The SS Torhamvan (an abbreviation of its original route between Toronto, Hamilton and Vancouver), ran aground in 1926 just off Cold East Point in Ferryland, Newfoundland, where it was left to decay. What remains now is scattered debris. Prominent among the remains are two corroded, iron-clad boilers sitting adjacent to each other on the edge of the shoreline. Against the open seascape, the boilers seem like a monument, precisely placed to mourn the loss of a ship in its prime, commemorating the forces of a growing economy by showcasing the remnants of its technological prowess.
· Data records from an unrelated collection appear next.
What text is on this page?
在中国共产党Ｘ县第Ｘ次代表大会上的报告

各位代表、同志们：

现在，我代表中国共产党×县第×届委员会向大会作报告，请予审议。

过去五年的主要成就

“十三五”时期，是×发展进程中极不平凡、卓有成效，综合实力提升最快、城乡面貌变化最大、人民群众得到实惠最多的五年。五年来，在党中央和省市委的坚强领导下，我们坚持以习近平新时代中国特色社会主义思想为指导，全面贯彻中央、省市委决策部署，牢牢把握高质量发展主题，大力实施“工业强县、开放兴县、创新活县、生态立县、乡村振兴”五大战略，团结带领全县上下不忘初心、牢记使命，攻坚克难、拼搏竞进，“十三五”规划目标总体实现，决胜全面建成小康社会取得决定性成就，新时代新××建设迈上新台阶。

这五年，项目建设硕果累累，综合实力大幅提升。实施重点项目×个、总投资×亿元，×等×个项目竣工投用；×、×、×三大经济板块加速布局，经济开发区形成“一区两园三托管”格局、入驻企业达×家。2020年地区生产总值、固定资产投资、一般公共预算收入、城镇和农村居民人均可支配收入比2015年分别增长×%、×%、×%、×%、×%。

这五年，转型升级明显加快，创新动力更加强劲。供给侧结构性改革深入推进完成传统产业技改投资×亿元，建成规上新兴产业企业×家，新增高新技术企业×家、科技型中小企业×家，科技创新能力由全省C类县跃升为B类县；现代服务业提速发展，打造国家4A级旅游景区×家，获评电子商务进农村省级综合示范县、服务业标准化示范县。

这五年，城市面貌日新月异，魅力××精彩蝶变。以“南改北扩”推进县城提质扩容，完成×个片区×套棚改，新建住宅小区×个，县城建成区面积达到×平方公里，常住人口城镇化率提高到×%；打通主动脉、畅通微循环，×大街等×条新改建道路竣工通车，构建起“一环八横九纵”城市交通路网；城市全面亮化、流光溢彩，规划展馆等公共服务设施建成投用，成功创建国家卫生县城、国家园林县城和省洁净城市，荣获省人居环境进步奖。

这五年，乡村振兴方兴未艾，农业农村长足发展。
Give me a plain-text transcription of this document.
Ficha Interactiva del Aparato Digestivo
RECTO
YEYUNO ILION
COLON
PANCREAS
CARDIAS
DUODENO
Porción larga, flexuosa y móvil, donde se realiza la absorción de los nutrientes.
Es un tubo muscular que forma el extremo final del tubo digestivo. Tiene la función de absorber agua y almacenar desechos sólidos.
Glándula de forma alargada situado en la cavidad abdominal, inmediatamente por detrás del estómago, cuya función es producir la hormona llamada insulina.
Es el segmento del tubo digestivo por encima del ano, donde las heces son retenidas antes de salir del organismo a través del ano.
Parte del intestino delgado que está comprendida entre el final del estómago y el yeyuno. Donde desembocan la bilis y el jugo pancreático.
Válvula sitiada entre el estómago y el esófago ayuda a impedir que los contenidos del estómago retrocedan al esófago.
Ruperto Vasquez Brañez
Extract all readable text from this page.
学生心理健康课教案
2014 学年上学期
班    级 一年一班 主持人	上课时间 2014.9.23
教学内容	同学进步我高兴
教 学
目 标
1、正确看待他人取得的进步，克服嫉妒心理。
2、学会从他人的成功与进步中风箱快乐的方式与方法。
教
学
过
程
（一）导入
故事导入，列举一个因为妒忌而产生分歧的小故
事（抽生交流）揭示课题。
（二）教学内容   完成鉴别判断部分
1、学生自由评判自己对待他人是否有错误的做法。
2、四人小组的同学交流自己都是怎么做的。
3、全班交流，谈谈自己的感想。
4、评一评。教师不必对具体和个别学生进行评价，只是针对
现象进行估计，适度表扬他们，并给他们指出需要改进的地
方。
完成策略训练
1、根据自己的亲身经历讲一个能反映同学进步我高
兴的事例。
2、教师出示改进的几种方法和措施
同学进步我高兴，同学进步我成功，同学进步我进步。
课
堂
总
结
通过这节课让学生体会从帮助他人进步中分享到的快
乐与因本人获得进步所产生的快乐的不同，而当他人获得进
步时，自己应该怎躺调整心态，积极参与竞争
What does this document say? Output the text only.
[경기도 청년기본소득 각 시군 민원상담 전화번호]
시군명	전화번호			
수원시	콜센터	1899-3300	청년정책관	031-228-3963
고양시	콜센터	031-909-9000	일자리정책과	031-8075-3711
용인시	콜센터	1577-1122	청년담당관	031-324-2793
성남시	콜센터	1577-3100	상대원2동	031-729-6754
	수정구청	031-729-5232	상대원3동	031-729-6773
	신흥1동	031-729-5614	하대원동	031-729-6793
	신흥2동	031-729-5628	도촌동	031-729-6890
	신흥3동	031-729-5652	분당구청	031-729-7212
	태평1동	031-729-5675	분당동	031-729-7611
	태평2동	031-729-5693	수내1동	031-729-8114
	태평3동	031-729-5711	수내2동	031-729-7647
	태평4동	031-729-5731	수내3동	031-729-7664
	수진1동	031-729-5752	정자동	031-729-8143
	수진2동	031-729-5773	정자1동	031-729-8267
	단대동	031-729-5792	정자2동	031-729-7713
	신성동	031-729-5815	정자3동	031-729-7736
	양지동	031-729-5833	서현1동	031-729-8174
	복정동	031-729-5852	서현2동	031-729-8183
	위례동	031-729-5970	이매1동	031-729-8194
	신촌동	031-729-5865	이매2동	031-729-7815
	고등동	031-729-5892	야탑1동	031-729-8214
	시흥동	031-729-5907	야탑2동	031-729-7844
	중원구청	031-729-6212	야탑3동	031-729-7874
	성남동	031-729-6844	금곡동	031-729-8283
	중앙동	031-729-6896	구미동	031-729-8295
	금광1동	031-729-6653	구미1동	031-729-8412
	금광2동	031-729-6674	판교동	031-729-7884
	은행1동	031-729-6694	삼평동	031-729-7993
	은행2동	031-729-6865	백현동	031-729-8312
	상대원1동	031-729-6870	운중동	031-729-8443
Donald Lawrence’s Torhamvan/Ferryland was an ambitious reproduction of this accidental monument. Working from a collection of Polaroids taken during a site visit, the artist reconstructed the huge forms of the decaying boilers, creating a tableau that appeared to be the real wreckage transported into the gallery. Starting with the actual dimensions of one of the boilers, and applying one-point of perspective to make an illusory scene, Lawrence effectively captured the monumental scale of the boilers in their dramatic setting off the rugged and untamed shores of Newfoundland. Precise calculations combined with some rudimentary theatrical devises (rounding the corners of the room and lighting effects) expanded the space of the gallery, creating a false horizon that obscured distance and truncated the viewer. But there was only a small threshold from which to view this effect.
The illusion was destabilized as soon as the viewer enters the tableau. The ideal perspective point was static, and once the viewer passed the threshold, Lawrence’s reproduction started showing its seams: the boilers are just wood frames covered by sheets of painted canvas, the walls move in and the artificial lighting casts irregular shadows. The spectacle gave way to the material form and technical devices.
The suspension of disbelief required to engage Lawrence’s depiction mirrored the tropes of commemoration, which were reflected in the very reading of the original forms as monuments. Lawrence’s illusion was tenuous, threatened by a simple shift in the viewer’s position. In a similar manner, the romantic image of the eroded debris is as easily transformed from industrial ingenuity to industrial waste. The ship’s design was based on 19th century technology, far from representative of the latest in industrial advancements. If anything, the Torhamvan, a routine cargo ship, represents failure more than success, its wreckage emblematic of carelessness and a lack of control. Was the ship abandoned because it couldn’t be rescued or was it left because it wasn’t worth the effort? The ship was nothing special, there is nothing historically significant about it beyond its demise, which in itself was nothing spectacular, it just foundered, and was left to rot.
There are few early images documenting the stranded ship as a whole, but it is captured in the background of a photograph of a small group of well dressed women. Whether a happenstance landmark on their tour of the shores of Newfoundland, or as their primary destination, the wreckage of the Troshamcan is worthy of a tourist photo. The jovial quality of the snapshot alludes to the shipwreck as a spectacle, but its gnarled and weather-beaten remains memorialize the ship. The fragments contradict the otherwise romantic and abandoned look of the shipwreck as they become a more tangible record of its history.
Maybe that’s how Torhamvan/Ferryland works, as something between spectacle and record. With simple theatrics Lawrence staged a dramatic scene, but when the tableau no longer appeared in normal proportions the illusion became an abstract procedure, giving way to another sense of wonder at the labyrinth of wood of each massive frame and at the extraordinary feat with which the frames are covered in painted canvas, making a direct connection to the artist. The whole of the scene transferred into its parts: hundreds of pieces of found wood were pieced together with hundreds of broken chopsticks; the viewpoint multiplied; and the construction could be entered from both back and front. Ultimately, Lawrence created an opposition between illusion and material form, pivoting on the moment of transference, which shifted from a static scene to a moving viewer and hinged on individual perception time.